Today, the world is different, embroiled in an economic crisis  that has led to shrinking budgets, and "the threats are diverse, there are regional conflicts," Canova says. This all contributes to what can seen as a more unstable environment for NATO to confront.

Military forces of nations are far more likely to acquire software off the shelf, but there are still significant obstacles in terms of interoperability when NATO has to grapple with. There's a need for greater interoperability in collecting and sharing intelligence assets collected by unmanned aerial vehicles, for example, Canova says, but NATO can't dictate to its membership what to do. "NATO cannot be prescriptive in asking countries to invest in specific technologies," Canova says.
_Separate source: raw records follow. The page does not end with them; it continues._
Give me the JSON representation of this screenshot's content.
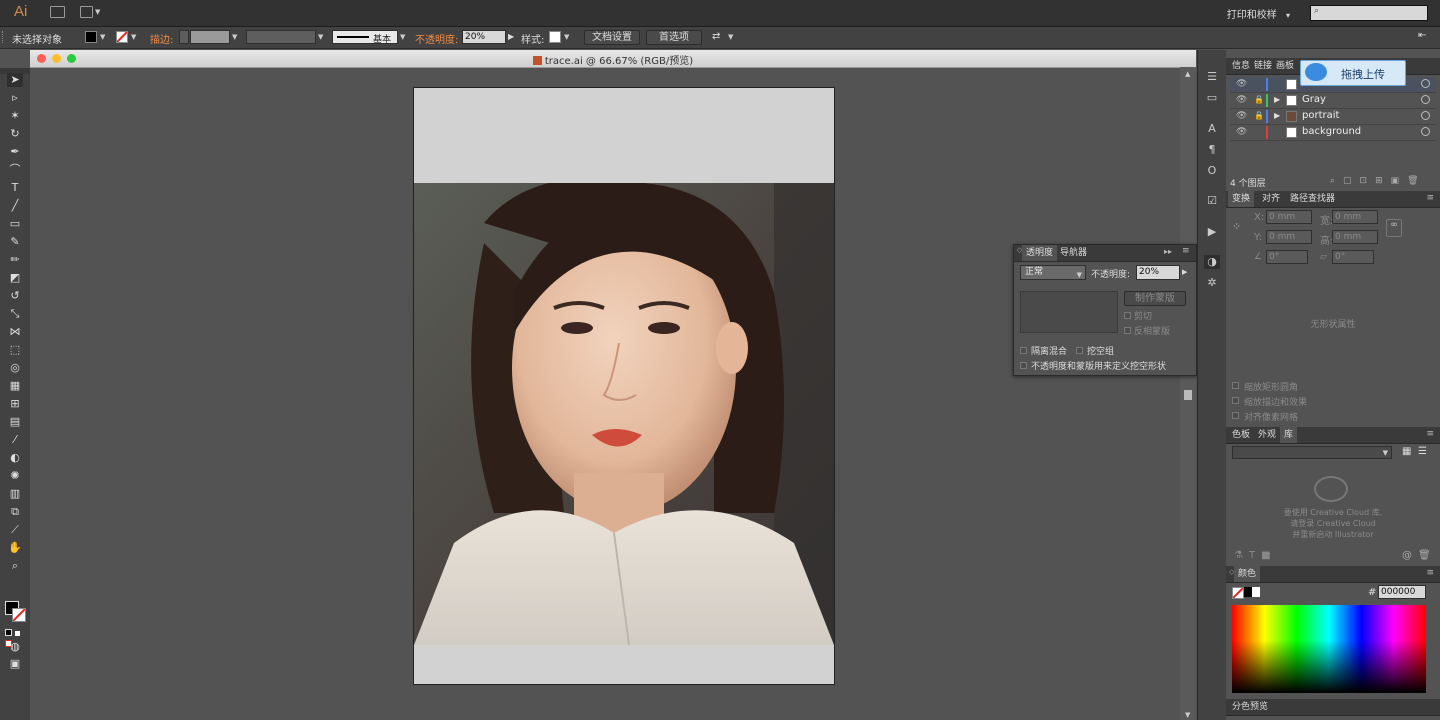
{
  "app": {
    "logo": "Ai",
    "workspace": "打印和校样",
    "workspace_arrow": "▾"
  },
  "control": {
    "selection": "未选择对象",
    "stroke_label": "描边:",
    "stroke_style": "基本",
    "opacity_label": "不透明度:",
    "opacity_value": "20%",
    "style_label": "样式:",
    "doc_setup_button": "文档设置",
    "prefs_button": "首选项"
  },
  "document": {
    "title": "trace.ai @ 66.67% (RGB/预览)"
  },
  "layers_panel": {
    "tabs": [
      "信息",
      "链接",
      "画板"
    ],
    "layers": [
      {
        "name": "trace",
        "color": "#4f7cf0"
      },
      {
        "name": "Gray",
        "color": "#34c759"
      },
      {
        "name": "portrait",
        "color": "#4f7cf0"
      },
      {
        "name": "background",
        "color": "#e53935"
      }
    ],
    "count": "4 个图层"
  },
  "upload_button": "拖拽上传",
  "transform_panel": {
    "tabs": [
      "变换",
      "对齐",
      "路径查找器"
    ],
    "x_label": "X:",
    "y_label": "Y:",
    "w_label": "宽:",
    "h_label": "高:",
    "x_value": "0 mm",
    "y_value": "0 mm",
    "w_value": "0 mm",
    "h_value": "0 mm",
    "angle_value": "0°",
    "shear_value": "0°",
    "no_shape": "无形状属性",
    "options": [
      "缩放矩形圆角",
      "缩放描边和效果",
      "对齐像素网格"
    ]
  },
  "library_panel": {
    "tabs": [
      "色板",
      "外观",
      "库"
    ],
    "message": [
      "要使用 Creative Cloud 库,",
      "请登录 Creative Cloud",
      "并重新启动 Illustrator"
    ]
  },
  "color_panel": {
    "tab": "颜色",
    "hash": "#",
    "hex_value": "000000"
  },
  "separation_tab": "分色预览",
  "transparency_panel": {
    "tabs": [
      "透明度",
      "导航器"
    ],
    "blend_mode": "正常",
    "opacity_label": "不透明度:",
    "opacity_value": "20%",
    "make_mask": "制作蒙版",
    "clip": "剪切",
    "invert_mask": "反相蒙版",
    "isolate_blending": "隔离混合",
    "knockout_group": "挖空组",
    "define_knockout": "不透明度和蒙版用来定义挖空形状"
  },
  "colors": {
    "accent_orange": "#ef8b45",
    "panel": "#535353",
    "dark": "#323232"
  }
}
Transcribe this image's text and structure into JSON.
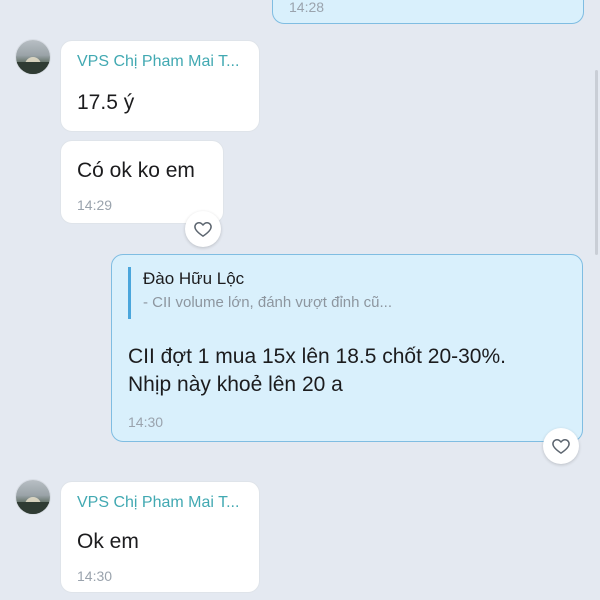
{
  "messages": [
    {
      "time": "14:28"
    },
    {
      "sender": "VPS Chị Pham Mai T...",
      "text": "17.5 ý"
    },
    {
      "text": "Có ok ko em",
      "time": "14:29",
      "reaction_icon": "heart-outline-icon"
    },
    {
      "quote_author": "Đào Hữu Lộc",
      "quote_text": "- CII volume lớn, đánh vượt đỉnh cũ...",
      "line1": "CII đợt 1 mua 15x lên 18.5 chốt 20-30%.",
      "line2": "Nhịp này khoẻ lên 20 a",
      "time": "14:30",
      "reaction_icon": "heart-outline-icon"
    },
    {
      "sender": "VPS Chị Pham Mai T...",
      "text": "Ok em",
      "time": "14:30"
    }
  ],
  "colors": {
    "background": "#e4e9f1",
    "incoming_bubble": "#ffffff",
    "outgoing_bubble": "#d9f0fc",
    "outgoing_border": "#7fbde2",
    "sender_name": "#42a9b2",
    "quote_bar": "#4aa6dc",
    "timestamp": "#9aa3ad"
  }
}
But for Canova and his group in NATO's Future Capabilities Research and Technology arm, it's easy to envision a wish list where industry would focus on coming up with more powerful force-protection technologies, friend-foe systems and ruggedized and secure networking technologies for use in remote locations. In addition, modeling and simulation games are playing an increasingly important role in tactical training, and the NATO looks to input from academia on how to improve them.